MT【321】分类线性规划

若二次函数$f(x)=ax^2+bx+c(a,b,c>0)$有零点,则$\min\{\dfrac{b+c}{a},\dfrac{c+a}{b},\dfrac{a+b}{c}\}$ 的最大值为____

由题意$b^2\ge 4ac,$由$a,c$的对称性只需考虑$b=max\{a,b,c\}\vee a=\max\{a,b,c\}$.
当$b=max\{a,b,c\}$时$\min\{\dfrac{b+c}{a},\dfrac{c+a}{b},\dfrac{a+b}{c}\}=\dfrac{c+a}{a}$
设$\dfrac{a}{b}=x,\dfrac{c}{b}=y$故
\begin{equation}
\left\{ \begin{aligned}
0<x& \le1\\
0<y&\le1\\
0<y&\le\dfrac{1}{4x}\\
\end{aligned} \right.
\end{equation}
由线性规划可知$z=x+y$在$(1,\dfrac{1}{4})$和$(\dfrac{1}{4},1)$处同时取最大值$\dfrac{5}{4}$.
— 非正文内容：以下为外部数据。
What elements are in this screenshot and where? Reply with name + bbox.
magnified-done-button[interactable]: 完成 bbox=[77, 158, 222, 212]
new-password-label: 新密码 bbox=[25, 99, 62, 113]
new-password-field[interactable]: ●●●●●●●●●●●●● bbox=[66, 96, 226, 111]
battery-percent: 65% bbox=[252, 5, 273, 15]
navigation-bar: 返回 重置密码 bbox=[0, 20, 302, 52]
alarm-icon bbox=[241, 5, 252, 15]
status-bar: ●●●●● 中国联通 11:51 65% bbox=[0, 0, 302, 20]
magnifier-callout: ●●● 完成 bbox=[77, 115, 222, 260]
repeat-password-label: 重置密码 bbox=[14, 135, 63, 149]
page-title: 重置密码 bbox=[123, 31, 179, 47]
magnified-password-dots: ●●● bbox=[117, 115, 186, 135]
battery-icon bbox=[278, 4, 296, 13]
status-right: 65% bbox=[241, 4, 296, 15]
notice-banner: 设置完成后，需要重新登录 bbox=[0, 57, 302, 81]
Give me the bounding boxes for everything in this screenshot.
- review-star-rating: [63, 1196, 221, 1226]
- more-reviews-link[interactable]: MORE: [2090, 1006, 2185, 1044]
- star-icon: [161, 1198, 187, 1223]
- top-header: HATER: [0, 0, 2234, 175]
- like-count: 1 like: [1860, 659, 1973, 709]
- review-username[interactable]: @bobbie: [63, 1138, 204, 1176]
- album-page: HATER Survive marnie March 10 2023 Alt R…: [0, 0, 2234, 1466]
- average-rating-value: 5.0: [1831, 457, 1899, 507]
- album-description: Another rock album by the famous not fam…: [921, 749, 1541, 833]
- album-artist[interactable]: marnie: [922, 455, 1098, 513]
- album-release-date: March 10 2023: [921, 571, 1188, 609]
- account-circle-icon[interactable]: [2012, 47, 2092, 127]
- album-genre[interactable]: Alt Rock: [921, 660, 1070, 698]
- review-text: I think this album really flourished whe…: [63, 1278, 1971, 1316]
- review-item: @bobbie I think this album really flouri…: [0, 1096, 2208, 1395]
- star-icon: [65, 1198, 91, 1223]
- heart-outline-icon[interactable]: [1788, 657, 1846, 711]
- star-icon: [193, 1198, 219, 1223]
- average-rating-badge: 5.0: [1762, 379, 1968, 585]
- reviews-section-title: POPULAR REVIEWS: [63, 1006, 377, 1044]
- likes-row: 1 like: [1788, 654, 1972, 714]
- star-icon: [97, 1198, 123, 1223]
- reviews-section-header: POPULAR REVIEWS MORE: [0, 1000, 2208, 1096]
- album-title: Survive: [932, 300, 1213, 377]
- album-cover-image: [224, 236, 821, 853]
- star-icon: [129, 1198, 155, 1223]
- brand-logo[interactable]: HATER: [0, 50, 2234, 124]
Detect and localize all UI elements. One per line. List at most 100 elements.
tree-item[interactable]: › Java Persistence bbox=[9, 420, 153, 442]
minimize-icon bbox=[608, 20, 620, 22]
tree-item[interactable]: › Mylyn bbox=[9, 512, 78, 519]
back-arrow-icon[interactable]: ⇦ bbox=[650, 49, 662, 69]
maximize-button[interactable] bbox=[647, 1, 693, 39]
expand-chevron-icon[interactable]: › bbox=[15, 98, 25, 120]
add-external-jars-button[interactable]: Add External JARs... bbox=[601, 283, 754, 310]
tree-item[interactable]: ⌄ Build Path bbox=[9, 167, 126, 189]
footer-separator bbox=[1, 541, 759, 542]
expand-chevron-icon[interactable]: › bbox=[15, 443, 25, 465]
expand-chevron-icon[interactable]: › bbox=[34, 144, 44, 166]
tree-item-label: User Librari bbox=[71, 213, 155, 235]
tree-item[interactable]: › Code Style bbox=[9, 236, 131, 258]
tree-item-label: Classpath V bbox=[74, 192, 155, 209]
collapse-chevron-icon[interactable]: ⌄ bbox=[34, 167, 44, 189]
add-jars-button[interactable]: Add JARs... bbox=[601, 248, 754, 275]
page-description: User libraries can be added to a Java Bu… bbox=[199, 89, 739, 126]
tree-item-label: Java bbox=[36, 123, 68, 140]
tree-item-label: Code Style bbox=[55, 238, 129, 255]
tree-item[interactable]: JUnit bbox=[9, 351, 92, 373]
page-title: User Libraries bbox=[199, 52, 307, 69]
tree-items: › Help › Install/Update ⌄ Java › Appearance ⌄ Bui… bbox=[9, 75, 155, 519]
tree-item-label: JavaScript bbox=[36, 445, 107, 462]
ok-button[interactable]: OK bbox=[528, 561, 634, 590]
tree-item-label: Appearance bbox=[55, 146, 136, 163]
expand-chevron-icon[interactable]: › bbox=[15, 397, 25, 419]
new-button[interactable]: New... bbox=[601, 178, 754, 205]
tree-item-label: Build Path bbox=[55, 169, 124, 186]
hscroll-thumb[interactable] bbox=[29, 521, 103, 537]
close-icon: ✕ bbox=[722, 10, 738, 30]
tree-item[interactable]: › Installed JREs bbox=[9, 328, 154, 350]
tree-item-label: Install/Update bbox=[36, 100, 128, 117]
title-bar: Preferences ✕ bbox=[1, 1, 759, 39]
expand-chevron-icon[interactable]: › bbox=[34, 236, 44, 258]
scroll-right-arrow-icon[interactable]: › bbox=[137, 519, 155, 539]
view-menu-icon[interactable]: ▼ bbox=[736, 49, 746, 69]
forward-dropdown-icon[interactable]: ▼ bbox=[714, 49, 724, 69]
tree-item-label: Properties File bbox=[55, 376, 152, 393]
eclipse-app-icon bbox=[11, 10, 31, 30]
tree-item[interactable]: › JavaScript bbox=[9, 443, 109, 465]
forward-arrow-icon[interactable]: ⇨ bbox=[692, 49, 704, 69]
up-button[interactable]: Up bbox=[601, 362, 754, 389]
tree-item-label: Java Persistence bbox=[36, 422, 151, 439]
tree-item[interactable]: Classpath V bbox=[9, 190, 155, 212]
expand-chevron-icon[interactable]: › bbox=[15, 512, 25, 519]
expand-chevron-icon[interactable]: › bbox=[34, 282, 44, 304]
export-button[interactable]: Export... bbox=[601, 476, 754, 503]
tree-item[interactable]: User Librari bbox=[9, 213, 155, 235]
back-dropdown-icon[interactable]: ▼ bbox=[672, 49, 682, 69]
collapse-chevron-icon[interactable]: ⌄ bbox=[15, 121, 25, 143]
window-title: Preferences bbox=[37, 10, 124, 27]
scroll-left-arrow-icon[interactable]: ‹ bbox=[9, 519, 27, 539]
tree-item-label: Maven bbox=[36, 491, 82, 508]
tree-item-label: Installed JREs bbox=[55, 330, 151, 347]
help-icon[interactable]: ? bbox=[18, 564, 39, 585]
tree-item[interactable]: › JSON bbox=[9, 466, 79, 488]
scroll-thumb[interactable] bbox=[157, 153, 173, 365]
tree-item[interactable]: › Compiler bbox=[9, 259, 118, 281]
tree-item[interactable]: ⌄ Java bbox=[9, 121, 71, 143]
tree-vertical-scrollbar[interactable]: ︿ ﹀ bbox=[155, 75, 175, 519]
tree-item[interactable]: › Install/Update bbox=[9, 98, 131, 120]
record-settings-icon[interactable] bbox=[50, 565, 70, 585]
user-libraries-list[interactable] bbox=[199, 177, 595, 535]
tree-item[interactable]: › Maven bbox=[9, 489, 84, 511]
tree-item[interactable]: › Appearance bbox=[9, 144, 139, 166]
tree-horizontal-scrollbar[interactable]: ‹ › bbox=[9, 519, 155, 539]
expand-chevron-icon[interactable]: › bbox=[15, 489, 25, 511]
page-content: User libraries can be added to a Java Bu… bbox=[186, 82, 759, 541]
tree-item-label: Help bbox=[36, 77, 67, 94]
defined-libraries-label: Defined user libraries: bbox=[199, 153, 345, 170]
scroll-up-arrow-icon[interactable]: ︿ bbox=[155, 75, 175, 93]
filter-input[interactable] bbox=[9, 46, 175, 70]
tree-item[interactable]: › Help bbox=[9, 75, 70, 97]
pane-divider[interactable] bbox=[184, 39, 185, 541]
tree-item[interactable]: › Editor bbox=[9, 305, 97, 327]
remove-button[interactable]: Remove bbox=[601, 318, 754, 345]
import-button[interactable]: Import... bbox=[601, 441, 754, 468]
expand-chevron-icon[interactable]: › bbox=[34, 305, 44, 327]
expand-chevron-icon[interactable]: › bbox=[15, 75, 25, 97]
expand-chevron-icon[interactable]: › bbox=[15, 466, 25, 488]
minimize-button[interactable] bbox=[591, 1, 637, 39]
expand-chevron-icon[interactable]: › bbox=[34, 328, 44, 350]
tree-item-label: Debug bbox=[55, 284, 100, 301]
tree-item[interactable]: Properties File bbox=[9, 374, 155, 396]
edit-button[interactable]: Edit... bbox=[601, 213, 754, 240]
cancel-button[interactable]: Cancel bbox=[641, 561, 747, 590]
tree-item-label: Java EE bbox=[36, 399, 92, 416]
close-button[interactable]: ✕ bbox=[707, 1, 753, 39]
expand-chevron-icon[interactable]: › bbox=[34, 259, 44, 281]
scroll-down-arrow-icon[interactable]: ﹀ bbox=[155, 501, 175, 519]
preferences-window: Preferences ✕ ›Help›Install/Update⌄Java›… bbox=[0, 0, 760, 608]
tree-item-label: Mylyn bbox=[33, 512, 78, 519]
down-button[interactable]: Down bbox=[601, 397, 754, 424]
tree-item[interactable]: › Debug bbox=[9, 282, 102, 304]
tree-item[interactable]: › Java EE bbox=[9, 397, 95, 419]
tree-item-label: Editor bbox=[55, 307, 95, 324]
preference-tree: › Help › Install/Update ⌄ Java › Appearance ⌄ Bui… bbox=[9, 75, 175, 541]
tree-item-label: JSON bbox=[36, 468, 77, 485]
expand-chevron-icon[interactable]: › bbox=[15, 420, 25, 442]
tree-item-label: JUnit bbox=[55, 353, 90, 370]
当$a=\max\{a,b,c\}$时$\min\{\dfrac{b+c}{a},\dfrac{c+a}{b},\dfrac{a+b}{c}\}=\dfrac{c+b}{a}$
设$\dfrac{b}{a}=x,\dfrac{c}{a}=y$故
\begin{equation}
\left\{ \begin{aligned}
0<x& \le1\\
0<y&\le1\\
y&\le x\\
0<y&\le\dfrac{x^2}{4}\\
\end{aligned} \right.
\end{equation}
由线性规划可知$z=x+y$在$(1,\dfrac{1}{4})$时取最大值$\dfrac{5}{4}$.